Sounds to me like there is a device that performs sequence number translations on the packets. Most firewall do "Initial Sequence Number Randomization" to protect old TCP/IP implementations that did not choose a random initial sequence number.

Do you have traces at both sides (client and server) of the connection? How do the sequence numbers look on the server side (as I believe from the trace snippet that it was made on the client side). If it is not possible to capture on the server side, are you able to capture on the public side of your own FW?

Also, what TCP options are used? Is SACK used? Or maybe it is initiated, but masked by an intermediate FW. The packets should say it all, so if you could post a tracefile on www.cloudshark.org with the IP addresses anonimized and the TCP payload stripped (you can use Bittwiste for that), that would be really helpful :-)

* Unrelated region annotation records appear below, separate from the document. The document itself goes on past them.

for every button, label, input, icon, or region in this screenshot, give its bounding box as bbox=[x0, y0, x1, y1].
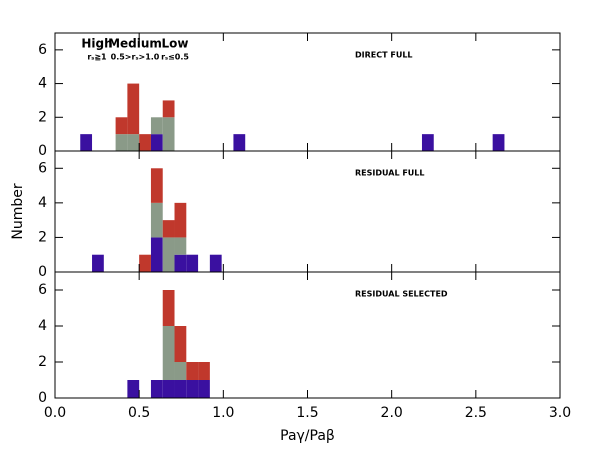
x-tick-label: 3.0 bbox=[549, 405, 571, 421]
y-tick-label: 6 bbox=[38, 42, 47, 58]
bar bbox=[150, 134, 163, 151]
bar bbox=[174, 380, 187, 398]
legend-note: rₛ≧1 bbox=[87, 53, 107, 62]
bar bbox=[150, 117, 163, 135]
bar bbox=[162, 100, 175, 118]
legend-label: Low bbox=[162, 37, 189, 51]
bar bbox=[492, 134, 505, 151]
annotation: RESIDUAL SELECTED bbox=[355, 290, 448, 299]
y-tick-label: 6 bbox=[38, 160, 47, 176]
bar bbox=[139, 254, 151, 272]
bar bbox=[198, 362, 210, 380]
bar bbox=[174, 237, 187, 255]
x-tick-label: 2.0 bbox=[381, 405, 403, 421]
bar bbox=[162, 326, 175, 380]
bar bbox=[186, 362, 199, 380]
bar bbox=[174, 202, 187, 238]
x-tick-label: 1.0 bbox=[212, 405, 234, 421]
annotation: DIRECT FULL bbox=[355, 51, 413, 60]
bar bbox=[162, 220, 175, 238]
bar bbox=[174, 362, 187, 380]
panel-frame bbox=[54, 271, 561, 399]
legend-label: Medium bbox=[108, 37, 162, 51]
bar bbox=[162, 290, 175, 326]
bar bbox=[233, 134, 246, 151]
y-tick-label: 2 bbox=[38, 354, 47, 370]
bar bbox=[162, 117, 175, 151]
x-tick-label: 1.5 bbox=[296, 405, 318, 421]
bar bbox=[421, 134, 434, 151]
bar bbox=[115, 134, 128, 151]
bar bbox=[186, 254, 199, 272]
bar bbox=[127, 380, 140, 398]
y-tick-label: 0 bbox=[38, 143, 47, 159]
bar bbox=[127, 134, 140, 151]
x-tick-label: 2.5 bbox=[465, 405, 487, 421]
bar bbox=[80, 134, 93, 151]
bar bbox=[150, 168, 163, 203]
y-tick-label: 2 bbox=[38, 229, 47, 245]
bar bbox=[162, 380, 175, 398]
x-tick-label: 0.0 bbox=[44, 405, 66, 421]
panel-frame bbox=[54, 150, 561, 273]
legend-note: 0.5>rₛ>1.0 bbox=[111, 53, 160, 62]
bar bbox=[162, 237, 175, 272]
bar bbox=[150, 380, 163, 398]
bar bbox=[209, 254, 222, 272]
bar bbox=[92, 254, 104, 272]
y-tick-label: 0 bbox=[38, 264, 47, 280]
bar bbox=[150, 237, 163, 272]
bar bbox=[186, 380, 199, 398]
legend-note: rₛ≤0.5 bbox=[161, 53, 189, 62]
y-axis-label: Number bbox=[10, 183, 26, 239]
bar bbox=[150, 202, 163, 238]
y-tick-label: 4 bbox=[38, 76, 47, 92]
bar bbox=[139, 134, 151, 151]
y-tick-label: 4 bbox=[38, 318, 47, 334]
x-axis-label: Paγ/Paβ bbox=[280, 428, 335, 444]
bar bbox=[127, 83, 140, 135]
bar bbox=[198, 380, 210, 398]
legend-label: High bbox=[81, 37, 112, 51]
y-tick-label: 6 bbox=[38, 282, 47, 298]
y-tick-label: 2 bbox=[38, 109, 47, 125]
bar bbox=[174, 254, 187, 272]
bar bbox=[174, 326, 187, 362]
bar bbox=[115, 117, 128, 135]
y-tick-label: 0 bbox=[38, 390, 47, 406]
y-tick-label: 4 bbox=[38, 195, 47, 211]
x-tick-label: 0.5 bbox=[128, 405, 150, 421]
annotation: RESIDUAL FULL bbox=[355, 169, 424, 178]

answered 24 Nov '11, 13:53

SYN-bit's gravatar image

SYN-bit ♦♦
17.1k957245
accept rate: 20%

I only have a trace at client side since I don't have access to server side (different company), and I removed the relative sequence number and the real sequence numbers are showing same trend of 100 bytes off on server Seq.

I stripped the payload and uploaded it here: http://www.cloudshark.org/captures/ed43d82e8a41

Let me know if you have trouble with it now that all packets are Len=0 and Wireshark added in all sorts of Dup Packet messages now. The last ones are, of course, the problem packets.

Thanks again :)

(27 Nov '11, 23:14) Yellowninja

Thank you for posting the tracefile. It shows that SACK was not used for this TCP stream. Bittwiste has done a more thorough job than I expected, not only did it strip the payload, it also changed the length field in the IP header, resulting in a TCP len of 0, which makes the file quite difficult to read. Sorry, my fault, should have checked the working of the -L option myself first.

(28 Nov '11, 01:45) SYN-bit ♦♦

However, combined with the output you already posted, makes it more clear that something goes wrong somewhere along the path to the server. Are you able to make a connection from another network too? So you can determine if it is something in your network messing up? Also, can you make a trace on the outside of your FW? The best would be to make a trace at the demarcation point of your network. That way you can determine if the problem is caused by a device under your control or by a device out of your control.

(28 Nov '11, 01:47) SYN-bit ♦♦

I do not have the ability to try it from a different network since this server is housed at our ISP, and only public IPs from their block are allowed. We are connected with AT&T CSME, so the only hops are my router on this side and their router then server. I can't see it being something on AT&T's side since I suspect I would see this type of issue on all traffic. I will hook up a switch beyond our router and see what happens.

Thanks again.

(28 Nov '11, 07:49) Yellowninja